おでかけの日は晴れ

お休みの日は映画を観におでかけ。時折、旅行。

たまこラブストーリー


GW7連勤後のたった1日の大事なお休み、朝からさっさと洗濯をし庭の草むしりをし掃除をし髪を染め、そして映画を観にお出かけしました。
観にいく映画は「たまこ ラブストーリー」。
うさぎ山商店街のもち屋の娘、たまこと彼女の友人たち、そして彼女を取り巻く商店街の人たちを描いた深夜アニメ「たまこマーケット」のその後のお話です。
そうだ、この映画を観るならばと、GWで賑わう名古屋駅、そして地下街ユニモールを抜け、まずは円頓寺商店街に。ああ、しかしGWで多くの店が休みダヨー。でも、目的としてた「お餅」「ひなびた喫茶店」「お肉屋さんのコロッケ」はあったあった!この日の私が求めているものは「和カフェ」のたか〜い和のデザートに非ズ!タバコの匂いのする古くからの喫茶店で、抹茶とおはぎのセット400円也だ。ちなみにおはぎ、美味しかった〜。柏餅も食べるべきだった。
そしてお肉屋さんのコロッケを1個買って食べながら休日で店も閉まってて人も少ない円頓寺商店街を端から端まで歩いて、また名駅に戻った。
GWの映画館は満席なんだねえ。いつも平日にしか観ないので混みようにおろおろする。映画が始まるギリギリまで客席から喋ってる声がするので、もしもこれがキース・ジャレットだったら怒りよるで?とか思っているうちに映画が始まった。
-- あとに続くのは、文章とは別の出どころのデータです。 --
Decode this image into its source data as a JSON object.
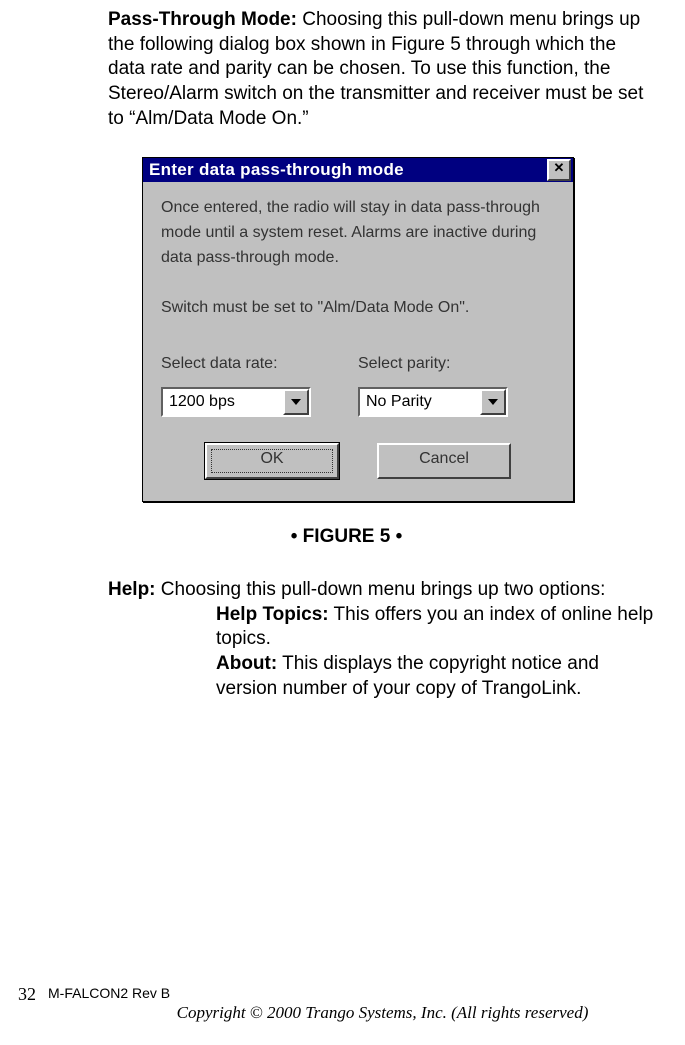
{
  "para1": {
    "heading": "Pass-Through Mode:",
    "text": " Choosing this pull-down menu brings up the following dialog box shown in Figure 5 through which the data rate and parity can be chosen. To use this function, the Stereo/Alarm switch on the transmitter and receiver must be set to “Alm/Data Mode On.”"
  },
  "dialog": {
    "title": "Enter data pass-through mode",
    "close_glyph": "✕",
    "body1": "Once entered, the radio will stay in data pass-through mode until a system reset.  Alarms are inactive during data pass-through mode.",
    "body2": "Switch must be set to \"Alm/Data Mode On\".",
    "select_rate_label": "Select data rate:",
    "select_parity_label": "Select parity:",
    "rate_value": "1200 bps",
    "parity_value": "No Parity",
    "ok_label": "OK",
    "cancel_label": "Cancel"
  },
  "figure_caption": "• FIGURE 5 •",
  "para2": {
    "heading": "Help:",
    "text": " Choosing this pull-down menu brings up two options:"
  },
  "sub1": {
    "heading": "Help Topics:",
    "text": " This offers you an index of online help topics."
  },
  "sub2": {
    "heading": "About:",
    "text": " This displays the copyright notice and version number of your copy of TrangoLink."
  },
  "footer": {
    "page": "32",
    "rev": "M-FALCON2 Rev B",
    "copyright": "Copyright © 2000 Trango Systems, Inc.  (All rights reserved)"
  }
}
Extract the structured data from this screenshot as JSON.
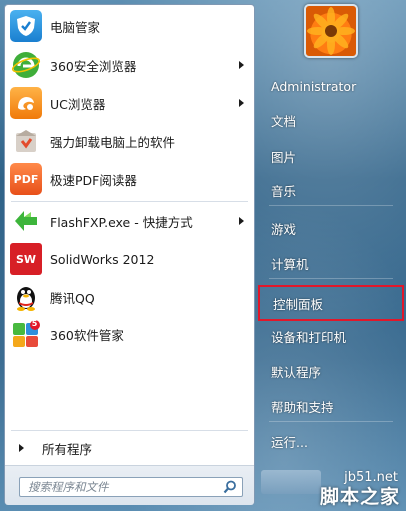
{
  "programs": [
    {
      "label": "电脑管家",
      "icon": "tencent-pc-manager-icon",
      "has_submenu": false
    },
    {
      "label": "360安全浏览器",
      "icon": "360-browser-icon",
      "has_submenu": true
    },
    {
      "label": "UC浏览器",
      "icon": "uc-browser-icon",
      "has_submenu": true
    },
    {
      "label": "强力卸载电脑上的软件",
      "icon": "uninstaller-icon",
      "has_submenu": false
    },
    {
      "label": "极速PDF阅读器",
      "icon": "pdf-reader-icon",
      "has_submenu": false
    },
    {
      "label": "FlashFXP.exe - 快捷方式",
      "icon": "flashfxp-icon",
      "has_submenu": true
    },
    {
      "label": "SolidWorks 2012",
      "icon": "solidworks-icon",
      "has_submenu": false
    },
    {
      "label": "腾讯QQ",
      "icon": "qq-penguin-icon",
      "has_submenu": false
    },
    {
      "label": "360软件管家",
      "icon": "360-software-manager-icon",
      "has_submenu": false
    }
  ],
  "icon_text": {
    "pdf": "PDF",
    "sw": "SW",
    "badge": "5"
  },
  "all_programs_label": "所有程序",
  "search": {
    "placeholder": "搜索程序和文件"
  },
  "right_menu": [
    {
      "label": "Administrator"
    },
    {
      "label": "文档"
    },
    {
      "label": "图片"
    },
    {
      "label": "音乐"
    },
    {
      "label": "游戏"
    },
    {
      "label": "计算机"
    },
    {
      "label": "控制面板",
      "highlighted": true
    },
    {
      "label": "设备和打印机"
    },
    {
      "label": "默认程序"
    },
    {
      "label": "帮助和支持"
    },
    {
      "label": "运行..."
    }
  ],
  "watermark": {
    "line1": "jb51.net",
    "line2": "脚本之家"
  },
  "colors": {
    "highlight_border": "#e2172a",
    "panel_blue": "#2f6288"
  }
}
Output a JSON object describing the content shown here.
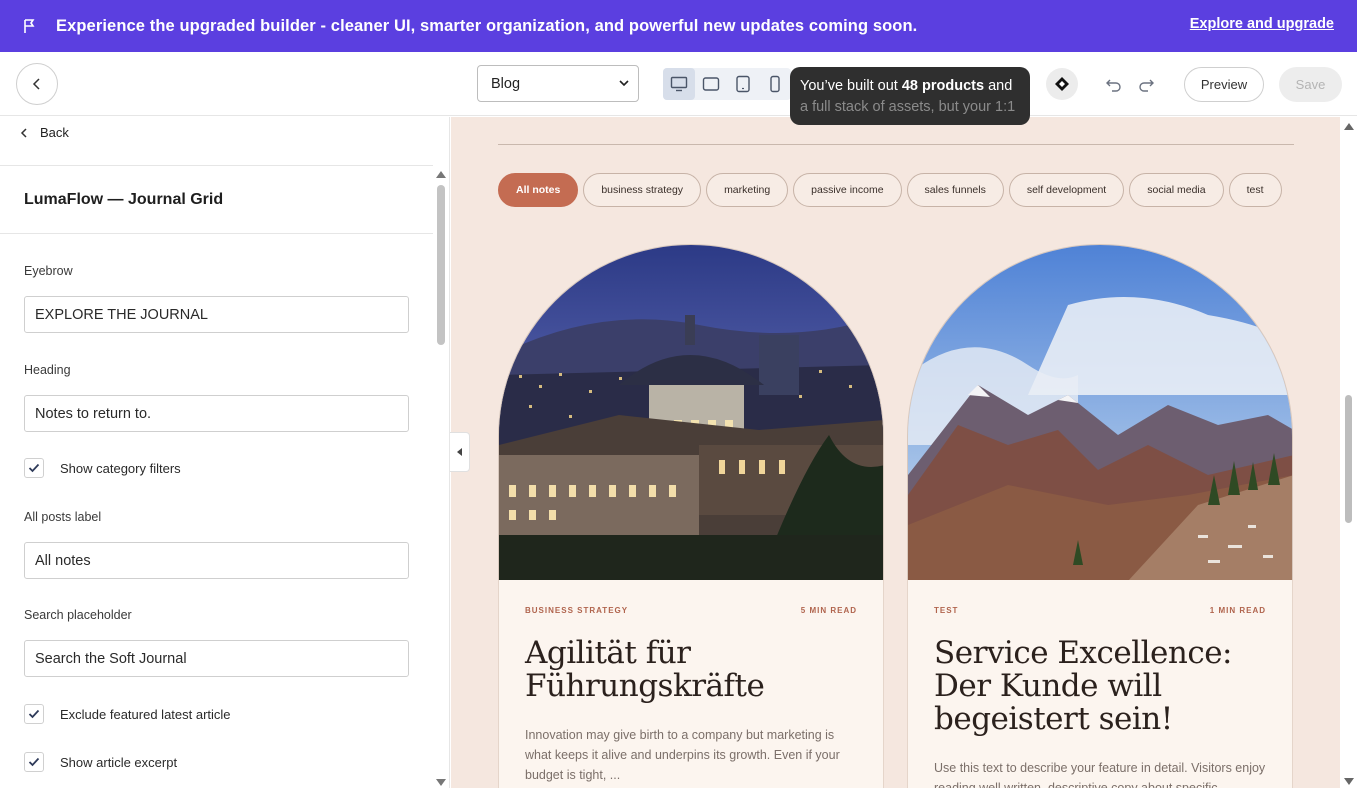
{
  "banner": {
    "message": "Experience the upgraded builder - cleaner UI, smarter organization, and powerful new updates coming soon.",
    "link": "Explore and upgrade",
    "icon": "flag-icon",
    "color": "#5b3fe0"
  },
  "toolbar": {
    "page_select": "Blog",
    "devices": [
      "desktop-icon",
      "tablet-landscape-icon",
      "tablet-portrait-icon",
      "mobile-icon"
    ],
    "active_device": "desktop",
    "tooltip_line1_prefix": "You’ve built out ",
    "tooltip_line1_bold": "48 products",
    "tooltip_line1_suffix": " and",
    "tooltip_line2": "a full stack of assets, but your 1:1",
    "preview_label": "Preview",
    "save_label": "Save"
  },
  "panel": {
    "back_label": "Back",
    "title": "LumaFlow — Journal Grid",
    "eyebrow_label": "Eyebrow",
    "eyebrow_value": "EXPLORE THE JOURNAL",
    "heading_label": "Heading",
    "heading_value": "Notes to return to.",
    "show_filters_label": "Show category filters",
    "show_filters_checked": true,
    "all_posts_label": "All posts label",
    "all_posts_value": "All notes",
    "search_label": "Search placeholder",
    "search_value": "Search the Soft Journal",
    "exclude_featured_label": "Exclude featured latest article",
    "exclude_featured_checked": true,
    "show_excerpt_label": "Show article excerpt",
    "show_excerpt_checked": true
  },
  "canvas": {
    "chips": [
      "All notes",
      "business strategy",
      "marketing",
      "passive income",
      "sales funnels",
      "self development",
      "social media",
      "test"
    ],
    "active_chip": "All notes",
    "accent": "#c46c52",
    "background": "#f5e7df",
    "cards": [
      {
        "category": "BUSINESS STRATEGY",
        "read_time": "5 MIN READ",
        "title": "Agilität für Führungskräfte",
        "excerpt": "Innovation may give birth to a company but marketing is what keeps it alive and underpins its growth. Even if your budget is tight, ..."
      },
      {
        "category": "TEST",
        "read_time": "1 MIN READ",
        "title": "Service Excellence: Der Kunde will begeistert sein!",
        "excerpt": "Use this text to describe your feature in detail. Visitors enjoy reading well written, descriptive copy about specific"
      }
    ]
  }
}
山田尚子監督「たまこラブストーリー」。アニメ作品なので二次元の絵を重ねて作られていくのでしょうが、映像の中に幾たびも、三次元の景色がそこにあり、そこで本当にカメラを動かして撮っているような、そんな印象のシーンが幾つかあります。空とか町の風景とかが、誰かの心象と共に誰かの目線でふわっと立ち上がっていくような、そんな印象でした。
高校3年生のたまことその級友たち。
観終わった私は友達と居酒屋で飲みながら、「高校時代って実に残酷なシーズンじゃない?」なんてことを話し合う。みんな制服着てて、部活があって時間は授業で区切られてて友達がいて、それは人によってはちょっと楽なことかもしれない。でもそこから先は少しずつ、自分で選択をしていかなくてはいけない。
恋をする。恋をしたあと、どうなるの?
ひとつひとつ、何かが始まるたびに何かが終わり、何かが変わっていくシーズン。ああ、それってなんて残酷なの!と思ってしまう。
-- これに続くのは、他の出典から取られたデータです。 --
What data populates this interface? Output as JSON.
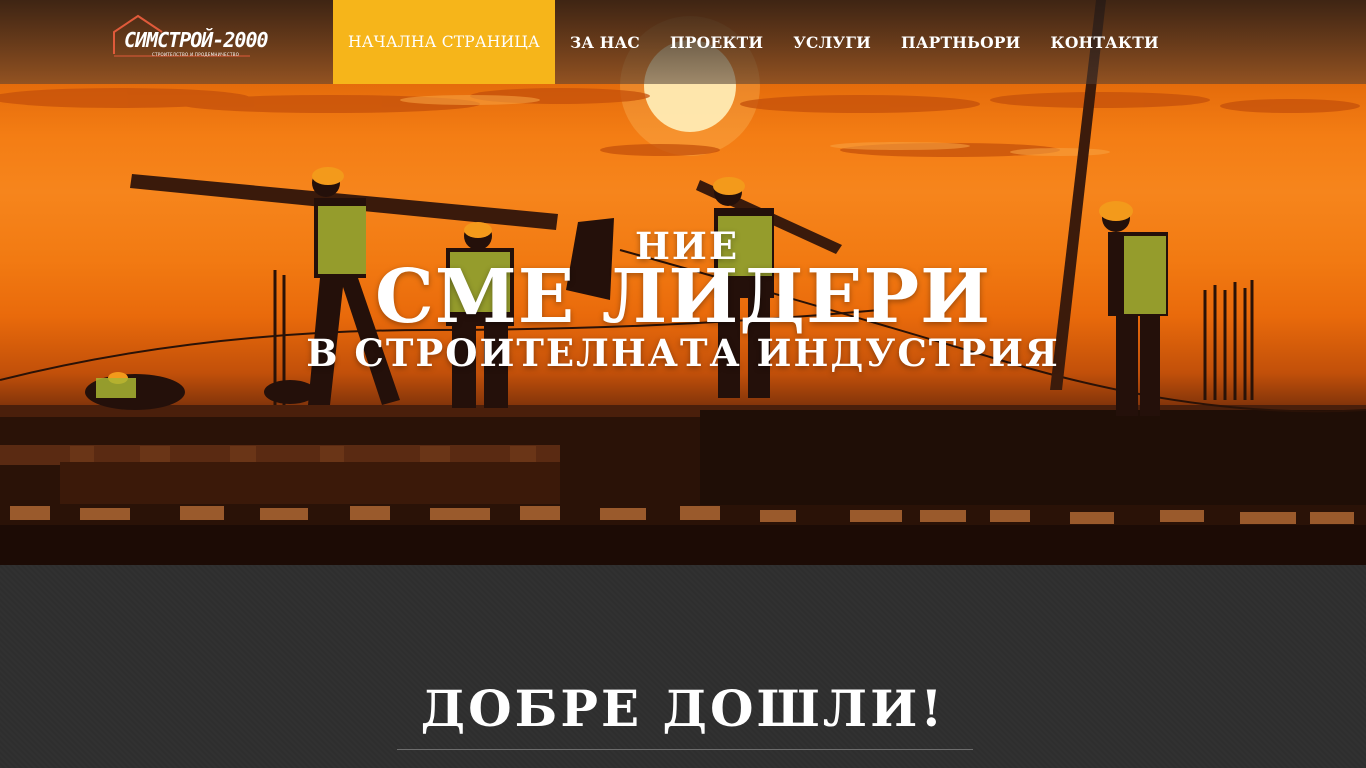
{
  "brand": {
    "name": "СИМСТРОЙ-2000",
    "tagline": "СТРОИТЕЛСТВО И ПРОДЕМНИЧЕСТВО"
  },
  "nav": {
    "items": [
      {
        "label": "НАЧАЛНА СТРАНИЦА",
        "active": true
      },
      {
        "label": "ЗА НАС",
        "active": false
      },
      {
        "label": "ПРОЕКТИ",
        "active": false
      },
      {
        "label": "УСЛУГИ",
        "active": false
      },
      {
        "label": "ПАРТНЬОРИ",
        "active": false
      },
      {
        "label": "КОНТАКТИ",
        "active": false
      }
    ]
  },
  "hero": {
    "line1": "НИЕ",
    "line2": "СМЕ ЛИДЕРИ",
    "line3": "В СТРОИТЕЛНАТА ИНДУСТРИЯ"
  },
  "welcome": {
    "title": "ДОБРЕ ДОШЛИ!"
  },
  "colors": {
    "active_nav": "#f6b51a",
    "sky": "#f47d14",
    "dark_section": "#2f2f2f"
  }
}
でも、考えたら、その時間の中にいる子たちにとっては、残酷でも何でもないのだよね。だってみんな、前へ、前へと、進むのだもの。その先にもっと楽しいことがきっとあるのだろうと信じて。私も高校生の頃、自分のいる場所がつらかろうが幸せだろうが、その「時」そのものが残酷だなんて思いもしなかった。
どんなに素敵な関係がそこにあっても、自分の幸せはその関係から飛び出して、また新たな場所に行かねばつかめないものだとしても、それでいいんだよね、と、片思いのみどりちゃんのどこか怒ったような顔を見ながらそう思う。
それから。
この映画の中のうさぎ山商店街のように、チェーン店ではない個人商店の集合体である商店街が、こうやっていきいきとして、お客もあって、存続していくにはどうしたらいいんだろうか、なんてことをマジメに考えてしまう映画でもあったよ。